Study Finds Molecular Link Between Obesity, Hypertension

ByABC News
December 17, 2008, 11:02 PM

Dec. 18 -- WEDNESDAY, Dec. 17 (HealthDay News) -- Most people know that obese individuals tend to have high blood pressure, but now British researchers have identified the molecular pathway that could explain that link.

In findings published in the Dec. 17 online issue of the New England Journal of Medicine, Sadaf Farooqi, of the University of Cambridge, and her colleagues demonstrated that signaling through the melanocortin-4 receptor (MC4R) helps to regulate blood pressure in humans.

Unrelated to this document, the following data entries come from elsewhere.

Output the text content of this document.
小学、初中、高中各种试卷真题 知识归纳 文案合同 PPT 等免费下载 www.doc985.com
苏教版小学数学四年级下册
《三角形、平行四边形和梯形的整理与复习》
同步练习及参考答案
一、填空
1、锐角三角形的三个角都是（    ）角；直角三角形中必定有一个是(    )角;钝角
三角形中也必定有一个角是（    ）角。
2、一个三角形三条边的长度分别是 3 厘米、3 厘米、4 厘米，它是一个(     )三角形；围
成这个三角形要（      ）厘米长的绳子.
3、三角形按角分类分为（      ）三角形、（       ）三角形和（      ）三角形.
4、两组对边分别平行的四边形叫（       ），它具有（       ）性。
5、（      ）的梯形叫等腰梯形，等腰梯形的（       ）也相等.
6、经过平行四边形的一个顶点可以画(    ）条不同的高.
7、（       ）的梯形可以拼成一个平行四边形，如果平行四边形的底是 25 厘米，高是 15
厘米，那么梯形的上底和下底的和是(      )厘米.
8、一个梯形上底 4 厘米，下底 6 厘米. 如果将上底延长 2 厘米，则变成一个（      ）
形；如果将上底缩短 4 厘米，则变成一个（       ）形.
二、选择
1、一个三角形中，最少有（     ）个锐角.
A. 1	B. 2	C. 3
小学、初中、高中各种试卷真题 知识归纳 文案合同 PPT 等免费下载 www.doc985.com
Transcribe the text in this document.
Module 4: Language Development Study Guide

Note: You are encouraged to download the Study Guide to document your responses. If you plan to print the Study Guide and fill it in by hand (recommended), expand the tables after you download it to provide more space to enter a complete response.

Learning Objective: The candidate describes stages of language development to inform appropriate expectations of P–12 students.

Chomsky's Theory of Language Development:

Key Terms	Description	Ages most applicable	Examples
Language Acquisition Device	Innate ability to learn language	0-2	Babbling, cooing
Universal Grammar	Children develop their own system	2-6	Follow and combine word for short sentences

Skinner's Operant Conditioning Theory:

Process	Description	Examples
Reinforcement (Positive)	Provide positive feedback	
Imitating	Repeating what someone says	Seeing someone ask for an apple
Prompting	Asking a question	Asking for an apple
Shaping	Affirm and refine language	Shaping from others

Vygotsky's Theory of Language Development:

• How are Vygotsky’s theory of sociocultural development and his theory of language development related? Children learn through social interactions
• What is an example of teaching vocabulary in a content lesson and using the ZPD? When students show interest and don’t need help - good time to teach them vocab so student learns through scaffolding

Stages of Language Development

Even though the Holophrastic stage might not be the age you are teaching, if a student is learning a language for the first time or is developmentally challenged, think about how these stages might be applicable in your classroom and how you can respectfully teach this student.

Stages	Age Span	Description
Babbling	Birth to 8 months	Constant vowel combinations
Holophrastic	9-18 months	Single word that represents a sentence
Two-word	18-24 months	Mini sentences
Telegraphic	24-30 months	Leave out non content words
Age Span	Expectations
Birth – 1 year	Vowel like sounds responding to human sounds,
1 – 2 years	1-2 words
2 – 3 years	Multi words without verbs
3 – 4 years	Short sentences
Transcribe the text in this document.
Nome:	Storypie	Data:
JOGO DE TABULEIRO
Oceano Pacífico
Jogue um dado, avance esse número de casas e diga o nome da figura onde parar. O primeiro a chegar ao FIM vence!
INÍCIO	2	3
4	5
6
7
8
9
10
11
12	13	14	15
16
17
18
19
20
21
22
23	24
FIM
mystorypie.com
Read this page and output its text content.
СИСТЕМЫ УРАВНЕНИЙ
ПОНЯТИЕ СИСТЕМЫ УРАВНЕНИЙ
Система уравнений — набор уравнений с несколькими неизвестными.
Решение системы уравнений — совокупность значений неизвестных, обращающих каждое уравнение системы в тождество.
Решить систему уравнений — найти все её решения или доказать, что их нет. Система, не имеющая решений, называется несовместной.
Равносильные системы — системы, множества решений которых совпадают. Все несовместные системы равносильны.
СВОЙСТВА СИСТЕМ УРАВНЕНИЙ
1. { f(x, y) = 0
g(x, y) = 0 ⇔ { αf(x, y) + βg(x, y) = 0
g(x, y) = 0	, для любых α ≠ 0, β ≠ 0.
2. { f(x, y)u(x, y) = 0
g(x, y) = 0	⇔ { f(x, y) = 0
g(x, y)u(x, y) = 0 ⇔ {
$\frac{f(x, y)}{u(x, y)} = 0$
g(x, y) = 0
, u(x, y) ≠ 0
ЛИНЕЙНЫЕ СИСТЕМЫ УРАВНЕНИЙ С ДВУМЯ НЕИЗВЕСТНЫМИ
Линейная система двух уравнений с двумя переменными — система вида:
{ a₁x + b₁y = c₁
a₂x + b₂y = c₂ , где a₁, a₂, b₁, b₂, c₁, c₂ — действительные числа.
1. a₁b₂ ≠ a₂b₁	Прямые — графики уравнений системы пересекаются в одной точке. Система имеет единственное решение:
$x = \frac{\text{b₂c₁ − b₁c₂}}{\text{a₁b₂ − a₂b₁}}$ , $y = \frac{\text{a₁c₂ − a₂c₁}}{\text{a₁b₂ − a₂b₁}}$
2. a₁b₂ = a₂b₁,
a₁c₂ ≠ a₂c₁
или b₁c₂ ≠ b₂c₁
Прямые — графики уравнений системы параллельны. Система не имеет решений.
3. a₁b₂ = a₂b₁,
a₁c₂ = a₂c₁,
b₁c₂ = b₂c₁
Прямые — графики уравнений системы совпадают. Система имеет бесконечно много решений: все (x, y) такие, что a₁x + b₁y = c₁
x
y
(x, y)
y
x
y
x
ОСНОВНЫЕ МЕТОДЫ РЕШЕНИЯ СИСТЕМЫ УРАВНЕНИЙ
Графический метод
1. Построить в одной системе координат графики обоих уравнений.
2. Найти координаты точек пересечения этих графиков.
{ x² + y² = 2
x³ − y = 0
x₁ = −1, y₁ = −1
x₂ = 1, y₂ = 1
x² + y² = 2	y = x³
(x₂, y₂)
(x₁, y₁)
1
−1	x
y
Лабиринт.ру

Farooqi and her team studied blood pressure in 46 obese individuals who were missing one copy of the MC4R gene, and compared them to 30 obese individuals who had two normal copies of the gene. Individuals in the MC4R-deficient population tended to have slightly lower blood pressure values than did the control group (123/73 vs. 131/79), and less hypertension overall.

"The people where the MC4R gene is not working correctly actually were protected from high blood pressure," Farooqi explained.

As it turns out, these individuals appeared to have what Farooqi called "impaired sympathetic tone," which is that automatic part of the nervous system that controls the so-called "fight or flight" response to stress, and which apparently mediates this protective effect.

One aspect of the autonomic nervous system, for instance, involves the increase in heart rate that accompanies waking. In both study populations, the heart rate while sleeping was identical and increased upon waking. But the size of the increase in the two groups differed, with MC4R-deficient individuals' heart rate increasing less than control individuals.

Next, Farooqi teamed up with scientists at Eli Lilly, the pharmaceutical company, to test an MC4R agonist -- an experimental compound that works by inducing signaling through the MC4R receptor. The drug is in development as a potential anti-obesity medication, though this study was not assessing its effect on weight loss. Instead, the team looked at the drug's effect on blood pressure in 28 obese individuals (none of whom were MC4R-deficient).